On May 2, 2014, the Departments of Labor (DOL) and Health and Human Services (HHS) issued guidance regarding how the Consolidated Omnibus Budget Reconciliation Act (COBRA) is affected by ACA’s Exchanges. The DOL and HHS issued updated model notices and FAQs, and announced an additional Exchange special enrollment period to help further clarify how ACA’s Exchanges affect COBRA.
The DOL issued an updated model general notice and model election notice for COBRA. The updated notices reflect when ACA’s Exchanges are open and describe special enrollment rights for Exchange coverage. While employers are not required to use the DOL’s model COBRA notices, use of the notices will be considered to be good faith compliance with COBRA’s notice content requirements.
HHS issued an FAQ clarifying when a COBRA qualified beneficiary may enroll in a qualified health plan (QHP) through an Exchange and receive a subsidy for that coverage. Individuals may enroll in Exchanges only during an annual open enrollment or a special enrollment period (SEP). When initially eligible for COBRA coverage, an individual would qualify for that SEP in the Exchange. After an individual has elected COBRA, he or she can switch to a plan through the Exchange only during an annual open enrollment period or after COBRA coverage is exhausted.
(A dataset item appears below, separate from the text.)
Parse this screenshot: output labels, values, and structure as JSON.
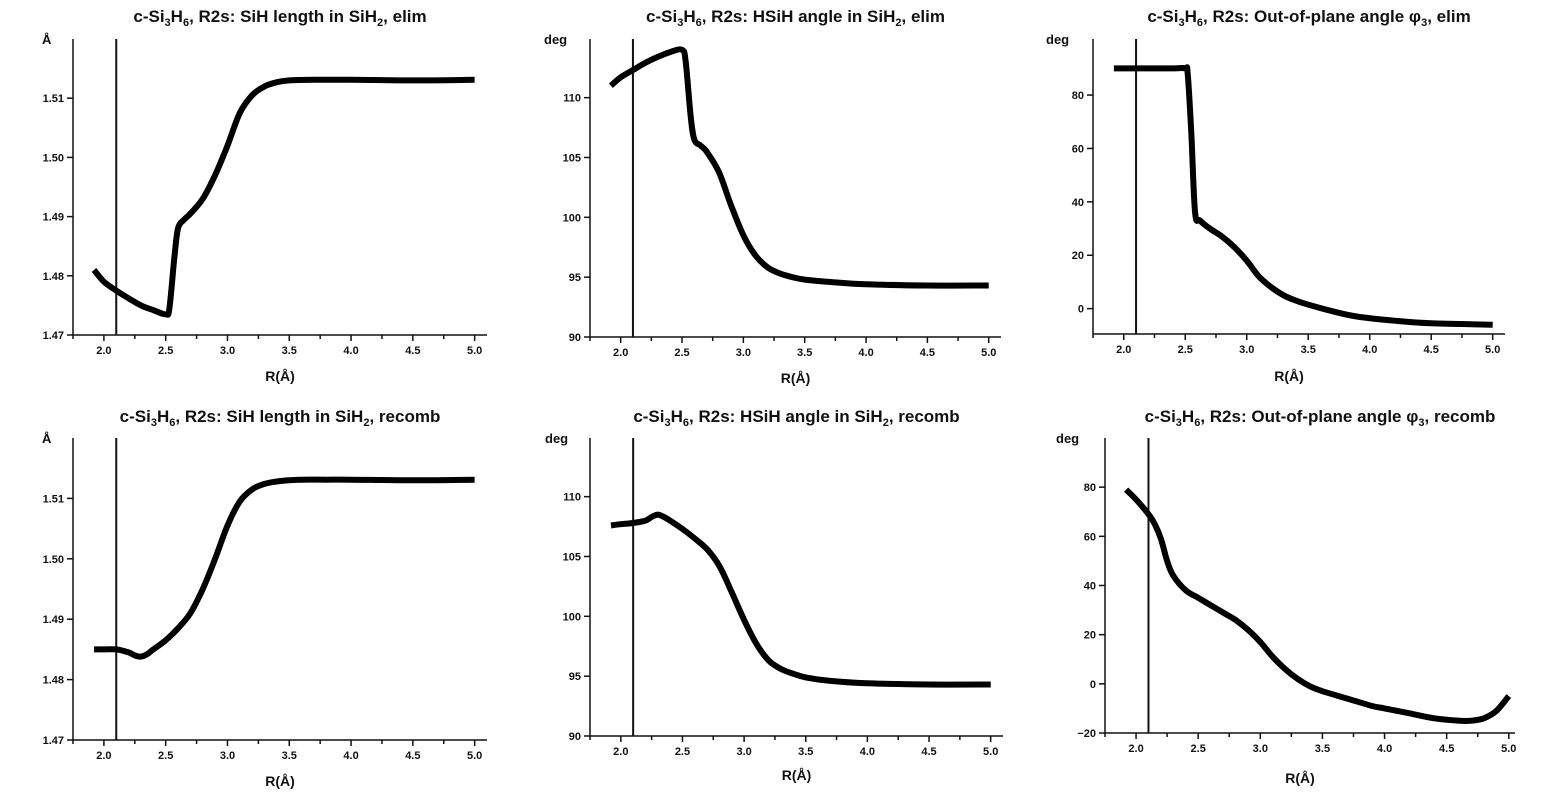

HHS was concerned that COBRA qualified beneficiaries may not have understood their Exchange enrollment rights, so they created an additional SEP which allowed COBRA beneficiaries to enroll in QHPs through the federally-facilitated Exchange (FFE) until July 1, 2014.
HIPAA Certificates of Coverage No Longer Necessary
The Affordable Care Act’s (ACA) elimination of pre-existing condition exclusions for plan years beginning on or after January 1, 2014, makes HIPAA Certificates of Creditable Coverage unnecessary. Group health plans are not required to provide HIPAA Certificates as of 2015 and beyond.
Under the Health Insurance Portability and Accountability Act of 1996 (HIPAA), plans and issuers had to provide HIPAA Certificates to individuals when they lost coverage under the plan or upon request for 24 months after coverage was terminated. The HIPAA Certificate established prior creditable coverage to reduce/eliminate pre-existing condition exclusions.